Dr D. Harding, South London and Maudsley NHS Foundation Trust, is an NHS consultant in child and adolescent forensic psychiatry, and is currently the clinical lead for two specialist adolescent forensic services at the Maudsley Hospital: South London Forensic CAMHS and the Forensic Medico-Legal service for Young People. Dr Harding has appeared as an expert witness at the Old Bailey, providing his opinion on a range of serious crime issues such as homicide, rape and terrorism. He has worked at Broadmoor Hospital and in a variety of other forensic settings including prison, medium-secure and in the community. He is a visiting lecturer at King’s College London with a research interest in criminal psychopathy, and is principal investigator for two active research projects on the NIHR portfolio. He has published two books with Oxford University Press, the Deconstruction series, the first of which was shortlisted for book of the year at the BMA Medical Book Awards 2015.

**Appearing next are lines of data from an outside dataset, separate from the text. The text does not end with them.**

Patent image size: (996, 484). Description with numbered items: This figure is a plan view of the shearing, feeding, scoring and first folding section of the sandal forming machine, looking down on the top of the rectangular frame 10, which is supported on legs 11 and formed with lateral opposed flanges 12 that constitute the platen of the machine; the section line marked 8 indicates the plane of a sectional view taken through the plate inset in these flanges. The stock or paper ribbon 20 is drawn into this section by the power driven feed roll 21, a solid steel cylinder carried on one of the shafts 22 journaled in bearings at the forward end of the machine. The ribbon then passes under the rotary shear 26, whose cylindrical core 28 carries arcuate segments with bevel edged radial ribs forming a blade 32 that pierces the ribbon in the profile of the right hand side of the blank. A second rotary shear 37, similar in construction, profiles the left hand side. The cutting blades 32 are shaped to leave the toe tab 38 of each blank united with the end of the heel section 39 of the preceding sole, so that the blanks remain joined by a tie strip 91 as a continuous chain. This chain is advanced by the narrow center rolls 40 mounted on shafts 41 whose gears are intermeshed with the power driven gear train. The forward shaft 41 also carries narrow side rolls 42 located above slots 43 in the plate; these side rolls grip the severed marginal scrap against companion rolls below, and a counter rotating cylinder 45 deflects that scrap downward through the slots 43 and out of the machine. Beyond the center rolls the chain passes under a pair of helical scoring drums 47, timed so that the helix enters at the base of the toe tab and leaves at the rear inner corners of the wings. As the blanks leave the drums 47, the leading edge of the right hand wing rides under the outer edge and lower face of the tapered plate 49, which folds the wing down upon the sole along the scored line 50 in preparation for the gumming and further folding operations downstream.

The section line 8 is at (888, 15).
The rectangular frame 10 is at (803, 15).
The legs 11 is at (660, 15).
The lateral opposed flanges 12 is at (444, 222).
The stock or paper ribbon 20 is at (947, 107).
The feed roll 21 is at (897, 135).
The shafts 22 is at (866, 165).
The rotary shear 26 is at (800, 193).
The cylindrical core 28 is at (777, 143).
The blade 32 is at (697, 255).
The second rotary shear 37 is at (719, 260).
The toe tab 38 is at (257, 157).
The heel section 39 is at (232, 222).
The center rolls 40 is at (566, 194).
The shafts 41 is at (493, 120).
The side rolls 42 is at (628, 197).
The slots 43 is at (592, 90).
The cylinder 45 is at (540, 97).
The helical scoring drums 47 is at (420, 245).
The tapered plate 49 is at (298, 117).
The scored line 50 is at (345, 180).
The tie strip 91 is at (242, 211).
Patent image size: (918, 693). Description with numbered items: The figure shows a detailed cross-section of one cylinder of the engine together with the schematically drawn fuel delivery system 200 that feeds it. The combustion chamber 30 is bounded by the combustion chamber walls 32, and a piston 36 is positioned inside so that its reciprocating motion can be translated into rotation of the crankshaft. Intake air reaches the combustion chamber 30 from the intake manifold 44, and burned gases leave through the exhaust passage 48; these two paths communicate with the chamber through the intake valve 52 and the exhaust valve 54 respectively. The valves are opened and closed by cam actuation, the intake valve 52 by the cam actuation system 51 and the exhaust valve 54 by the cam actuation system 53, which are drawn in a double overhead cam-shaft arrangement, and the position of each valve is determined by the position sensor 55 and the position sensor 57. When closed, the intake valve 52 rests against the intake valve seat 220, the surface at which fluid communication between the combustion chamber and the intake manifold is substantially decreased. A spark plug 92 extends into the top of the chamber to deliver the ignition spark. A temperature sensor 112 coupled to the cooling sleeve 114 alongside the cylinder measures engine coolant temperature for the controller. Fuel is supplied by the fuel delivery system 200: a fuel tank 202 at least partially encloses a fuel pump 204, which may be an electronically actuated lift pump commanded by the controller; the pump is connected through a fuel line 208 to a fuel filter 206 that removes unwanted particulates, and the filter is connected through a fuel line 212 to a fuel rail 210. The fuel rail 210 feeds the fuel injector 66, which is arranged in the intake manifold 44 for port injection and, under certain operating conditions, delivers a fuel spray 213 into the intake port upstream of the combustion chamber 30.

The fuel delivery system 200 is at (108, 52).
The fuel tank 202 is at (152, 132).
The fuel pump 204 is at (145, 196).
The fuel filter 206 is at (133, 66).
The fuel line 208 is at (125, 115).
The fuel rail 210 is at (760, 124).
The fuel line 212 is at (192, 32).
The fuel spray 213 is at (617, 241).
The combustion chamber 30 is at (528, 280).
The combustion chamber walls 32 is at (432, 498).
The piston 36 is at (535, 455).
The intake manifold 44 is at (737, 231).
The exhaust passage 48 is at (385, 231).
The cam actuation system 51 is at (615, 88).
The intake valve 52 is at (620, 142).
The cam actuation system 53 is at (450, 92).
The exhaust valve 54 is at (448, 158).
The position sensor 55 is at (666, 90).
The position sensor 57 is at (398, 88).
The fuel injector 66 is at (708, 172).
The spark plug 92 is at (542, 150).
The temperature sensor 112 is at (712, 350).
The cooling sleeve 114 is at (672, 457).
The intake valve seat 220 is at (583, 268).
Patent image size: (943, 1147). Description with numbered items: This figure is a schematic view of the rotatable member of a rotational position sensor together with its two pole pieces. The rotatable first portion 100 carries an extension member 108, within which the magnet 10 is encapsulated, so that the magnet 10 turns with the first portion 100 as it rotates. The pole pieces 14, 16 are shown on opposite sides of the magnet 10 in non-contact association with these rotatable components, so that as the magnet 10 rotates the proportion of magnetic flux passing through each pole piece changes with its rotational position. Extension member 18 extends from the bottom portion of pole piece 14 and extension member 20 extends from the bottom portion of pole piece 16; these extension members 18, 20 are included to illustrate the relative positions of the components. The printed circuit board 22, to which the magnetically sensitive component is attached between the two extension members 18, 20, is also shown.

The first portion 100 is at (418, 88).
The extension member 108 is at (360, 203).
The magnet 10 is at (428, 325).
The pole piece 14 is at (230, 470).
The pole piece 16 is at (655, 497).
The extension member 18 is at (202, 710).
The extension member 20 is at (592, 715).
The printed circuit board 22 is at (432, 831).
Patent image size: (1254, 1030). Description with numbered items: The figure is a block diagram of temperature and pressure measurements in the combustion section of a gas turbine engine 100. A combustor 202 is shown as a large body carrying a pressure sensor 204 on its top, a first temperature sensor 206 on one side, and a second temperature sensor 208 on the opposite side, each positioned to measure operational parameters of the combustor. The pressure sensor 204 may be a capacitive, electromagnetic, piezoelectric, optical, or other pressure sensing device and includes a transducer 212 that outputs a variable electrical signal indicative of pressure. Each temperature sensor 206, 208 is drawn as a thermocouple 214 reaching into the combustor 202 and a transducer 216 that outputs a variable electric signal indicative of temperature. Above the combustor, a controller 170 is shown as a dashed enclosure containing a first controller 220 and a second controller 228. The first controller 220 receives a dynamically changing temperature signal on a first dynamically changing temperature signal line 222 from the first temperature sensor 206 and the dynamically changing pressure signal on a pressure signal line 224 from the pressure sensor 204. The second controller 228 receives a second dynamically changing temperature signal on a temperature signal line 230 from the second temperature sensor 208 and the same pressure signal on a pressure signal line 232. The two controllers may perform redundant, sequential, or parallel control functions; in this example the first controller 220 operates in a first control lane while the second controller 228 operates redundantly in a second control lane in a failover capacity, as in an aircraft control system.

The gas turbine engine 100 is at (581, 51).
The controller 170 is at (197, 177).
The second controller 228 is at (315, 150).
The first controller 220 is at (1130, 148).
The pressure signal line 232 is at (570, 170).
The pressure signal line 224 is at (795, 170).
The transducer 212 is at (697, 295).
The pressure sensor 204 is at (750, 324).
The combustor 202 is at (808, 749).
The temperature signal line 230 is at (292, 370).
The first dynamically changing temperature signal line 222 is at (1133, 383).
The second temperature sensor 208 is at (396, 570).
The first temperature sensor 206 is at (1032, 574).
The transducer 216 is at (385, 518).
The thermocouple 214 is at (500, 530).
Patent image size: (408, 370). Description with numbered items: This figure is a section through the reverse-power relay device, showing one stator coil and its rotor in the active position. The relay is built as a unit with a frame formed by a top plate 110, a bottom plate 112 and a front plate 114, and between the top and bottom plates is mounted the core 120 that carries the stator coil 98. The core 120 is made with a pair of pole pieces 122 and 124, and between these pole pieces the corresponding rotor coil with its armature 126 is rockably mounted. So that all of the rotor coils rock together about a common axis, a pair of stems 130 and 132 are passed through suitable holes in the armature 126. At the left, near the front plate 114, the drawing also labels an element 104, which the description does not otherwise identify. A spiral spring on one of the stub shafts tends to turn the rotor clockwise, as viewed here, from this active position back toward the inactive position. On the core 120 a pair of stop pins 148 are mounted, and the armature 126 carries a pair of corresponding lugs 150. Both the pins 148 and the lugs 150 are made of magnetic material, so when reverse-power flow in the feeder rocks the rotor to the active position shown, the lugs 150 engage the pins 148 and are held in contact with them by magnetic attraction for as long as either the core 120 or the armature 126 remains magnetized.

Dr R. Doctor, West London Mental Health Trust, is a Consultant Psychiatrist in Medical Psychotherapy and Forensic Psychotherapy, West London Mental Health NHS Trust, a Fellow of the British Psychoanalytical Society, member of the IPA committee of Psychoanalysis and Law, board member of the International Association for Forensic Psychotherapy, and Hon. Clinical Lecturer, Imperial College, London. He has edited two books: Dangerous Patients: A Psychodynamic Approach to Risk Assessment and Management (2003) and Murder; a Psychotherapeutic Investigation (2008) and published History, murder and the fear of death, International Journal of Applied Psychoanalytical Studies (2015) 12.2 152-160.